Finance? Credit? Personal loan?

How should I pay for my new car?

WALKING INTO a showroom and pulling out a wad of fifties isn’t always a feasible – or safe – way to buy a car. Here are the more sensible payment methods.


Personal loans

There are two main types: secured and unsecured. Be wary of the former because in all likelihood, your loan debt will be secured against your house (or anything else you own). It gives the lender added security but you could lose your home if later, you have a problem repaying the loan. The interest rate can change during the term of the loan, too, making it harder for you to budget.

An unsecured loan is much the better option. There’s much less danger of your home being taken from you and the interest rate is fixed for the period of the loan. Look up the best deals in The Sunday Times’s Money section.

Check lenders are quoting the APR (the annual percentage rate of interest plus any associated fees such as the arrangement fee) as distinct from the more commonly advertised and, because the figure appears to be about half the APR, favourable-looking flat-interest rate. The latter is not a safe guide as to what you will actually pay. Always compare APRs and know the total amount payable over the term of the plan. Try to avoid committing to too long a loan period. Stretching the loan to five years, for example, may reduce your monthly costs but at the end of the term you will have an old car that has depreciated considerably, meaning you’ll have to borrow additional money to buy your next one. Simply, borrow as little as possible, repaying it as quickly as possible.


Search for and buy your next car on driving.co.uk


Hire purchase

So-called HP is one of the most popular ways to buy a car and most dealers can provide the facility. The clue to its nature – and what makes it different from a personal loan – is in the name. You borrow money from the lender (a finance company, not the dealer) to “hire” your car from them until it is fully paid at the end of the term. At that point, you pay a small “option to purchase” fee (typically £50-£100) to own the car.

Throughout the term you are the registered keeper, responsible for insuring and maintaining the car. You can settle the agreement early by paying the outstanding balance and the option to purchase fee. There may be a partial interest charge, too. The lender should disclose all charges in the documentation that you sign. Car makers, keen to sell new models, often subsidise the finance available for HP agreements which is why you may find some very competitive HP offers on selected new cars.

Equally, dealers earn commission on selling you finance via an HP deal and often have room to adjust the interest rate. Always ask them if they will “tweak” the rate when you are negotiating. Incidentally, some people who cannot afford their HP repayments may try to sell their car – or more accurately the finance company’s car – without revealing its finance status. This is why you should have any used car you are considering buying checked by an agency such as HPI. Failure to do so may leave you in debt and without a car.
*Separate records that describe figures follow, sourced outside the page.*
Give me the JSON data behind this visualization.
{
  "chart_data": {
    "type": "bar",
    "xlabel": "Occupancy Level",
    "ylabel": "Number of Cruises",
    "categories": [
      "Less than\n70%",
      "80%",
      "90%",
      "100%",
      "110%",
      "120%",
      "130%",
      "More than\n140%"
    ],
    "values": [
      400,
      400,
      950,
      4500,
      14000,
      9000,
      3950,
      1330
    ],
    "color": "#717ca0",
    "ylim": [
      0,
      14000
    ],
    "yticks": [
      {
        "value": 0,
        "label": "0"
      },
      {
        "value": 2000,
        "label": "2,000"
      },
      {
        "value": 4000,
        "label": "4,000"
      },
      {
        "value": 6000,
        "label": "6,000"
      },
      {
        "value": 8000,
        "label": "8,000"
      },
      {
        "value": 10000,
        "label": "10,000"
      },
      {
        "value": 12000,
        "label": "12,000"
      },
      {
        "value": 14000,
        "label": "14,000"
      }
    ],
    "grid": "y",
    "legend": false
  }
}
Personal Contract Purchase

Typically abbreviated to PCP, this is a deferred purchase scheme where you fund only a proportion of the car’s purchase price with the option at the end of the term to pay the balance and own it, trade it in for a new one, or hand it back and walk away with nothing more to pay. It is typically available on new and nearly new cars. Because the cost is partly calculated on the residual value of the car at the end of the finance term, it pays to choose a slow-depreciating model so that you are funding less of a gap between its new price and its eventual used value. PCPs are usually accompanied with inclusive servicing deals, too, making the cost of ownership much more predictable.

However, do watch for mileage limitations. The offers intended to attract you are usually calculated on a maximum annual mileage that can be as low as 5000. Anything over that will attract a mileage charge at the end of the term, as will any damage the car may have sustained.


Credit card

Using your credit card could be a viable way to fund your car purchase but only if you are able to pay off the balance quickly and you have a sufficiently high credit limit. Be sure you can pay at least the minimum repayments and set up a direct debit to make sure you pay down the debt regularly.

You could move your debt to a card charging 0% interest, again assuming the card company will award you a sufficient credit limit. There will be a small charge to move your debt but much less than the interest you would have paid on the old card. Do make sure you settle the debt beyond the end of the promotional period when the rate is likely to rocket. If you still have a balance to pay, diarise the promotional end date so you switch in time to another 0% card.

A credit card carries additional consumer rights: both the card company and the retailer are jointly responsible if your car is faulty.